I’ve been on a black bean kick, so every meal for the next few days will have some of this black bean magic.
They can really bring any dish to life – which is what I did here. I decided to make black bean breakfast tacos with some stuff I had laying around.
The black bean tacos include the following ingredients: soyrizo, potatoes, black beans, corn, bell pepper, onion.

Completely plant-based and definitely the perfect recipe for someone who’s pretty broke (and just really frugal), but still want flavor in their lives. I’m broke, but I’m not boring.

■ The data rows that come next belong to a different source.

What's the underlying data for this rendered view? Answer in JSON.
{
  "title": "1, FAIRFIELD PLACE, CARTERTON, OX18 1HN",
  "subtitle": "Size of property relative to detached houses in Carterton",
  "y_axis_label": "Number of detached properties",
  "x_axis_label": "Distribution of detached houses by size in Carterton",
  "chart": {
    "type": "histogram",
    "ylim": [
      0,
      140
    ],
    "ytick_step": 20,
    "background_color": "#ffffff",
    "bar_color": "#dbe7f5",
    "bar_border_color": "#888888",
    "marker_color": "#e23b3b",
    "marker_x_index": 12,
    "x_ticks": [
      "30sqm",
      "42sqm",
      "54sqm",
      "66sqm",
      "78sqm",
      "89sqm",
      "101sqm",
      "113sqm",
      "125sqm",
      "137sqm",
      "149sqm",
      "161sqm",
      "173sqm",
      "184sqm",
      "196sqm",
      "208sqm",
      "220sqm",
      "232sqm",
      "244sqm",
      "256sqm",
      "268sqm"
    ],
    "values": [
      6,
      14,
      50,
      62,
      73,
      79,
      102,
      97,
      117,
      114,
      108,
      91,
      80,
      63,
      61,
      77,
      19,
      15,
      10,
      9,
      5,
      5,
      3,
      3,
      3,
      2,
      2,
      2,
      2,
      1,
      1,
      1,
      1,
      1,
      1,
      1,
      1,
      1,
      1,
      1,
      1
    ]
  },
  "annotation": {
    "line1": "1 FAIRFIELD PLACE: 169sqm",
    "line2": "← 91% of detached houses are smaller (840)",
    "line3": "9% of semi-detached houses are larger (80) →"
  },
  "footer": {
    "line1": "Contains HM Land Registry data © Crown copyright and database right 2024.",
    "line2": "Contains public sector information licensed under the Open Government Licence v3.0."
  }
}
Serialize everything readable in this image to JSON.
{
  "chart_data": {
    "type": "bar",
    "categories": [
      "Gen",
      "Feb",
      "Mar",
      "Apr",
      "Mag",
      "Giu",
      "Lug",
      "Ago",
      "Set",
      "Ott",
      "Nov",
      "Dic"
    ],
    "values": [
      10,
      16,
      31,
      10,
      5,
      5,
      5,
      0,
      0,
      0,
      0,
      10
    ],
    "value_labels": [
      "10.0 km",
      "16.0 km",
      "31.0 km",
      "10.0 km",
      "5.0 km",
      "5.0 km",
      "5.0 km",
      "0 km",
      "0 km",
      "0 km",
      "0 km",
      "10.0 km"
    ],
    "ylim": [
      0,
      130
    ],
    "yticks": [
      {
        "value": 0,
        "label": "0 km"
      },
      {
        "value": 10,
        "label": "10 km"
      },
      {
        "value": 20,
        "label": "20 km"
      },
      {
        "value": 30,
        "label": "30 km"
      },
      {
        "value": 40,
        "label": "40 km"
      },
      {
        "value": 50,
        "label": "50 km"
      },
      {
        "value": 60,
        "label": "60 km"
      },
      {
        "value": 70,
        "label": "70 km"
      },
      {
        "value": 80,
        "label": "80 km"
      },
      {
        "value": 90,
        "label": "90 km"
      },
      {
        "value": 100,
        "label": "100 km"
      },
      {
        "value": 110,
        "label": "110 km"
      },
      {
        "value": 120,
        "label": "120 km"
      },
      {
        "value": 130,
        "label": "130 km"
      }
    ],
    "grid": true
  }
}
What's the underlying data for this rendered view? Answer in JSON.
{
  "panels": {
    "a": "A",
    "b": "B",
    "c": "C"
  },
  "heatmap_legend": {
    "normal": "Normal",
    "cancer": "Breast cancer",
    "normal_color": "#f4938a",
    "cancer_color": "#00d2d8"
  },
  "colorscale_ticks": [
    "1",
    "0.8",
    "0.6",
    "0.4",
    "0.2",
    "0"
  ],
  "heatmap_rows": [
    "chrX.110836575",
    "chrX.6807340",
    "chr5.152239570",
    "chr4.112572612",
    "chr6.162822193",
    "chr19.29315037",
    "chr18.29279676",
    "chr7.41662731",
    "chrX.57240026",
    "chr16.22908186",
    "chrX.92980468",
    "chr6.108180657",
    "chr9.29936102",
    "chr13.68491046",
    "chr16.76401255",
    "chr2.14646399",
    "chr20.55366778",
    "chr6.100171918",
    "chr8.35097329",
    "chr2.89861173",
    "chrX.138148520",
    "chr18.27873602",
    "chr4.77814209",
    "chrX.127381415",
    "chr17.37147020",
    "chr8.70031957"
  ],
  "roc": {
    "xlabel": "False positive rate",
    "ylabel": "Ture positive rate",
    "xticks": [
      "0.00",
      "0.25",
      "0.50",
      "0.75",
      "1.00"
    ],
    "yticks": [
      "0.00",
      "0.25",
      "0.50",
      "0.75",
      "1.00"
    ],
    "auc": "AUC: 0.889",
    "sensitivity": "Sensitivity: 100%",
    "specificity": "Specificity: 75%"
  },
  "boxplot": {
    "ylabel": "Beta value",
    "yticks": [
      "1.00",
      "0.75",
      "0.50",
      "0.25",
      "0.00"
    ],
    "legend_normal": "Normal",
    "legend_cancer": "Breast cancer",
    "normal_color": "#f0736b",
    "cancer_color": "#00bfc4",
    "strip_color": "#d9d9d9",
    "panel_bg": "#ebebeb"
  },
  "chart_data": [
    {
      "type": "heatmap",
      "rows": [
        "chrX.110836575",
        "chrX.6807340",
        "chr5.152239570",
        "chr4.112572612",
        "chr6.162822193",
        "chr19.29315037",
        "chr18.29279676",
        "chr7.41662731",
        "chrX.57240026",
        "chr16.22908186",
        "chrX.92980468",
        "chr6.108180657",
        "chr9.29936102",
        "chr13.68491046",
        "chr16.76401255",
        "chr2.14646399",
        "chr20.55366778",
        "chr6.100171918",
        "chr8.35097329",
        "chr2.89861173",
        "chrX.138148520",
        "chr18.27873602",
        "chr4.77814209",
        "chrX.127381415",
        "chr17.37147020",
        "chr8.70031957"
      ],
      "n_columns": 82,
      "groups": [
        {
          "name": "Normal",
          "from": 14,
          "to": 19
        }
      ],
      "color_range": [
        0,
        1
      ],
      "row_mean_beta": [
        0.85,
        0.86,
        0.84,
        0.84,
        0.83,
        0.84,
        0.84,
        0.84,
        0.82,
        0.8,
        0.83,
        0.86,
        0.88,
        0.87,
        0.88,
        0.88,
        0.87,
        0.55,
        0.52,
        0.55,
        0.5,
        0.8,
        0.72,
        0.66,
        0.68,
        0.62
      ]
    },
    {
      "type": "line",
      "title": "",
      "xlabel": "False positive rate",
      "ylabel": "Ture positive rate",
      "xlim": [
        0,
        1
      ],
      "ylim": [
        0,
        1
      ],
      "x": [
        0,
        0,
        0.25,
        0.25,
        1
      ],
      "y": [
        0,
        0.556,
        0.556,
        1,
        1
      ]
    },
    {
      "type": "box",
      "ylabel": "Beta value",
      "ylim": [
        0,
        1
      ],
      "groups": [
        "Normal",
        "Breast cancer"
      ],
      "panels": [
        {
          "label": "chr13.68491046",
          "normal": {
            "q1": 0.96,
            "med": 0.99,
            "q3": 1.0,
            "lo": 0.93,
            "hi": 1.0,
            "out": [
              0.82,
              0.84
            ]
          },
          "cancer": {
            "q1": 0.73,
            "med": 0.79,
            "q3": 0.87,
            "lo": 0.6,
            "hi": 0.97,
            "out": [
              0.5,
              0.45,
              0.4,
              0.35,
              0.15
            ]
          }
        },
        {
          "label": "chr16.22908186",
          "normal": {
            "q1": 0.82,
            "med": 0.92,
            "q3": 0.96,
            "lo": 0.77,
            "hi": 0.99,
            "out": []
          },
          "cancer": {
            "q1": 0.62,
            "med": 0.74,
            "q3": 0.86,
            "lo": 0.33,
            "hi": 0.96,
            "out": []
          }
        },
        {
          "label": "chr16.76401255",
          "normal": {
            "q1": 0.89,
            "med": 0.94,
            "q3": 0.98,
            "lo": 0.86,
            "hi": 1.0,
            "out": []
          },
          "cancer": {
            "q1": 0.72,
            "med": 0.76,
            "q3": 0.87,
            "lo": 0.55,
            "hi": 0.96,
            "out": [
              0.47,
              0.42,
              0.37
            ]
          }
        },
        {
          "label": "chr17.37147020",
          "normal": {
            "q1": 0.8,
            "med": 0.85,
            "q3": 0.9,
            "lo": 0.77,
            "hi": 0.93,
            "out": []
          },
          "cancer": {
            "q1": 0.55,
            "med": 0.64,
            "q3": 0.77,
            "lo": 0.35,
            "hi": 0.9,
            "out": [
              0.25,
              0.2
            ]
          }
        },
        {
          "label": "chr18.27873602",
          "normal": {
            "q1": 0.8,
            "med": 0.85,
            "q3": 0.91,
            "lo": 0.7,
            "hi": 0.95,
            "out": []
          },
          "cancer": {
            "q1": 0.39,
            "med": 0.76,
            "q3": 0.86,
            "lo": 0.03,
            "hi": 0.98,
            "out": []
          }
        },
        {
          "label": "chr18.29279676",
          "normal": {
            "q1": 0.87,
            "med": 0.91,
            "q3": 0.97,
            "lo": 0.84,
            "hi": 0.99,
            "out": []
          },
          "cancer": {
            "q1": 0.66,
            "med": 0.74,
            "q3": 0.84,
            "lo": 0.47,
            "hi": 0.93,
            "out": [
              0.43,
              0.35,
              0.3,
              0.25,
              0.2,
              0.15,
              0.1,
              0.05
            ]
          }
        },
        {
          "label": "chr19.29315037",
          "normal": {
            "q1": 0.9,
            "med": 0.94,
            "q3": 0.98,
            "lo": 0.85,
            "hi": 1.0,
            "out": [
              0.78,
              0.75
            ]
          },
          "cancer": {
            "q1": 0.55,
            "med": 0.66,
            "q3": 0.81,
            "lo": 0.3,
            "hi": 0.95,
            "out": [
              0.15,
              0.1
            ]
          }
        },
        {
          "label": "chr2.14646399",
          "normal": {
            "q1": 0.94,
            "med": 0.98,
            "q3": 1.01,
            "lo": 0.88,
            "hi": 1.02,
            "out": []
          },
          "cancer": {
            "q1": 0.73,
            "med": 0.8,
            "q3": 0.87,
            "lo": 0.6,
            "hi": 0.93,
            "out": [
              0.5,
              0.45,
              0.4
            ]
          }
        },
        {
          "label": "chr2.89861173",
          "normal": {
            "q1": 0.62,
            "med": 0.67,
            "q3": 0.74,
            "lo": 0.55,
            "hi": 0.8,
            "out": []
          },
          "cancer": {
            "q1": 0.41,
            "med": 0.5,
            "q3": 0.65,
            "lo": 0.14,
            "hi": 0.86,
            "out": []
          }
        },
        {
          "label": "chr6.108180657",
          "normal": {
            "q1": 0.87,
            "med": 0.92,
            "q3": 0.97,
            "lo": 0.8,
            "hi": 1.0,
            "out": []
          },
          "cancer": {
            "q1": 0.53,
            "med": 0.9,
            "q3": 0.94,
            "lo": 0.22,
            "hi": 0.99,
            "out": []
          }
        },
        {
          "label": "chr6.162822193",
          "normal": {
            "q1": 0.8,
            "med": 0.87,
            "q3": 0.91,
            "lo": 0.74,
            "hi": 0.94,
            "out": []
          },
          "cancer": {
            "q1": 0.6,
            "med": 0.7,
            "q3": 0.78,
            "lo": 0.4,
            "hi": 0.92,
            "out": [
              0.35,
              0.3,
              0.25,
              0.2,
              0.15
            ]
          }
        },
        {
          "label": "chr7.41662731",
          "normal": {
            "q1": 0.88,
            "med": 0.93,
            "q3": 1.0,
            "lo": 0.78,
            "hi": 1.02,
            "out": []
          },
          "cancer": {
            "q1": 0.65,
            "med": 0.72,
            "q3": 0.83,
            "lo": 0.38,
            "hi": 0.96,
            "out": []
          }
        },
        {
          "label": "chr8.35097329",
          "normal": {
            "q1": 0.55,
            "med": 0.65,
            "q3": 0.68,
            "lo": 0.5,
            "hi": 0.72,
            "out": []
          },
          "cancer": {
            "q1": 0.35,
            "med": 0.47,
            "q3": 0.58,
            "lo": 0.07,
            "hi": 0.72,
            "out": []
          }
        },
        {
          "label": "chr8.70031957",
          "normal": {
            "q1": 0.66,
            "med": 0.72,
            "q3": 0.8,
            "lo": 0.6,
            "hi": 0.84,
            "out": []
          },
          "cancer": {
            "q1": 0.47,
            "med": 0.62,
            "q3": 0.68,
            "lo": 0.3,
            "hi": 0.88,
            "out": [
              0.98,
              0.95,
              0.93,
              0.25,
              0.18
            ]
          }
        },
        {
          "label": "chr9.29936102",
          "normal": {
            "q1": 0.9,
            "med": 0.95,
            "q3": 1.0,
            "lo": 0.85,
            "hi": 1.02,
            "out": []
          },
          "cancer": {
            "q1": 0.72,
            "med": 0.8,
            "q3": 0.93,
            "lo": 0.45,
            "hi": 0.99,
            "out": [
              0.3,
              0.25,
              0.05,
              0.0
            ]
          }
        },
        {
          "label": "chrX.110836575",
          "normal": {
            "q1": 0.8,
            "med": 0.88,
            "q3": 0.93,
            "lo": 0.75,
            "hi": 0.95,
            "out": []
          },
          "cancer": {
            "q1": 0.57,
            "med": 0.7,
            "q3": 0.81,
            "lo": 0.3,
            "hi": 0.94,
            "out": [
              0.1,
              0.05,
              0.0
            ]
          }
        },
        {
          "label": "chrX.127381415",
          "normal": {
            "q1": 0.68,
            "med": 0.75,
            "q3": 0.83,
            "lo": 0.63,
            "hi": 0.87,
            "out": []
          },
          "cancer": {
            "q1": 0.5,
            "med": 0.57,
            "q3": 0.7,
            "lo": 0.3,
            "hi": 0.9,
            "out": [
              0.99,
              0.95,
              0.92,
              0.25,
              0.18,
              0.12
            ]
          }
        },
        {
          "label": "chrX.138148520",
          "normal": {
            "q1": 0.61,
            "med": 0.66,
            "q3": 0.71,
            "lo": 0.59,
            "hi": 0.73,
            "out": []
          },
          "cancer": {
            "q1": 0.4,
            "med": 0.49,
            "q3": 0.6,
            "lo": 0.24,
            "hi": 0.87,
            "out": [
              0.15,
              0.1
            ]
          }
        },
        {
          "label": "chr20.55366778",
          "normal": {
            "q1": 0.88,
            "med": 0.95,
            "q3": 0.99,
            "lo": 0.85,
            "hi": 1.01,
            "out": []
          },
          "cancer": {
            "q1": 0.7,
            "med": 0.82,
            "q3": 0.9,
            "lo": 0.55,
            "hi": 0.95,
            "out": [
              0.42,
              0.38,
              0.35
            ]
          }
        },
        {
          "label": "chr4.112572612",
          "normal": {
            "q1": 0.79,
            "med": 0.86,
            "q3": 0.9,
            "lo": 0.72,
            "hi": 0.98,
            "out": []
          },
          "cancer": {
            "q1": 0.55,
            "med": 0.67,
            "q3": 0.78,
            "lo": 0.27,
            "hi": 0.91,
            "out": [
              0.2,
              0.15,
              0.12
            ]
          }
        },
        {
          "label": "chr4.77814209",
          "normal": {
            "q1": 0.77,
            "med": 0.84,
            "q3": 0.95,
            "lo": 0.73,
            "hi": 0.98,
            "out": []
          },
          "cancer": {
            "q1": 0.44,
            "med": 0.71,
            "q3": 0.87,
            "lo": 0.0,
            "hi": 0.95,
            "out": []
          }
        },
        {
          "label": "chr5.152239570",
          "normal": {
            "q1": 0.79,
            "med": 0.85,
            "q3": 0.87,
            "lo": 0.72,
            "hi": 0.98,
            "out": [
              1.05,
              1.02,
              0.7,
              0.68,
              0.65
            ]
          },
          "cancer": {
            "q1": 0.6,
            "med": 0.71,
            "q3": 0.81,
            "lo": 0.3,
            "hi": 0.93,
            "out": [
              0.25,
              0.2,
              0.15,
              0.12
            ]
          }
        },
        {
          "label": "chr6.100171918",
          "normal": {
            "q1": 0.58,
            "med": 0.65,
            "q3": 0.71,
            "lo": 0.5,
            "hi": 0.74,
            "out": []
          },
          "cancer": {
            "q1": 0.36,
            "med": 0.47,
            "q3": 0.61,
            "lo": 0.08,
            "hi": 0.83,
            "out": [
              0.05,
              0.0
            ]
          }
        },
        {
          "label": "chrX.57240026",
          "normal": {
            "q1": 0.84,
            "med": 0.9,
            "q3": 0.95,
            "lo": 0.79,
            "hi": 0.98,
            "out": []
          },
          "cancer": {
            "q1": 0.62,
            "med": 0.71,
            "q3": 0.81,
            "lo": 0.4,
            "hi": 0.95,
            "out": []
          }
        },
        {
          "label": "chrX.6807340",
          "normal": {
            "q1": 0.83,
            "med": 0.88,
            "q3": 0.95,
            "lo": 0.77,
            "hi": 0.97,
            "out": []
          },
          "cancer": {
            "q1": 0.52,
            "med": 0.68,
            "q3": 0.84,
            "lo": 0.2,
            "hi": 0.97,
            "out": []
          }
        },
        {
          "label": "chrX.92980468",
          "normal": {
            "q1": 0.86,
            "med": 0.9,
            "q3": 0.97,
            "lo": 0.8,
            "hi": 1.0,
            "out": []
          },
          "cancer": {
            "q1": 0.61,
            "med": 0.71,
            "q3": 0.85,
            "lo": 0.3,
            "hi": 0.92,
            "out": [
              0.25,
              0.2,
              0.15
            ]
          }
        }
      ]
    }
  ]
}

Pro tip: I always have frozen vegetables on stand by in the freezer. I have everything from peas, corn, to cauliflower rice. It’s good to have these things handy – just in case you want to add a little bit more umpf to a recipe.
This black bean taco recipe is a little odd because I just used what I had around and some leftover vegetables in the fridge. And if you’re on this site, you probably already know I make great meals, but we gotta be real here: I am not going to buy more food just to make something beautiful. I use what I have. And then I make them delicious.
With that said, let’s get to how we make these bombastic black bean breakfast tacos.
Breakfast Black Bean Tacos Recipe
Ingredients:
- 1 potato
- Sad amount of onion (about ¼ cup)
- Sad amount of green bell peppers (about ¼ cup)
- ¼ cup soyrizo
- 1 cup cooked black beans
- Garlic powder
- A pinch of salt
- 4 soft tacos
Directions:
- Wash the potato and chop into small, bite-sized pieces.
- Chop the bell pepper and onion into small pieces. Set aside.
- Set a non-stick pan over medium heat.
- Throw the chopped potatoes into the pan and add 1 tbsp of water. Add a pinch salt. Cover pan a lid.
- Let potatoes cook for 5 minutes.
- Frequently add a small amount of water to the potatoes to prevent from sticking. About 1 tbsp at a time.
- After 5 minutes, stir the potatoes. Cook for another 8-10 minutes, or until fork-tender. Add more water when necessary.
- When potatoes are tender, lower temperature to medium-low.
- Add the chopped green bell pepper and onion. Cover. Cook for another 5 minutes.
- Add the soyrizo and cook for about 5 minutes.
- Finally, add the frozen corn and cook for about 3-4 minutes.
Top your soft tacos with the potato and soyrizo mix with some cooked beans. Add your favorite sauce on top, or enjoy them as they are.

The soyrizo mix makes about 4 heaping servings.
Enjoy your black bean breakfast tacos!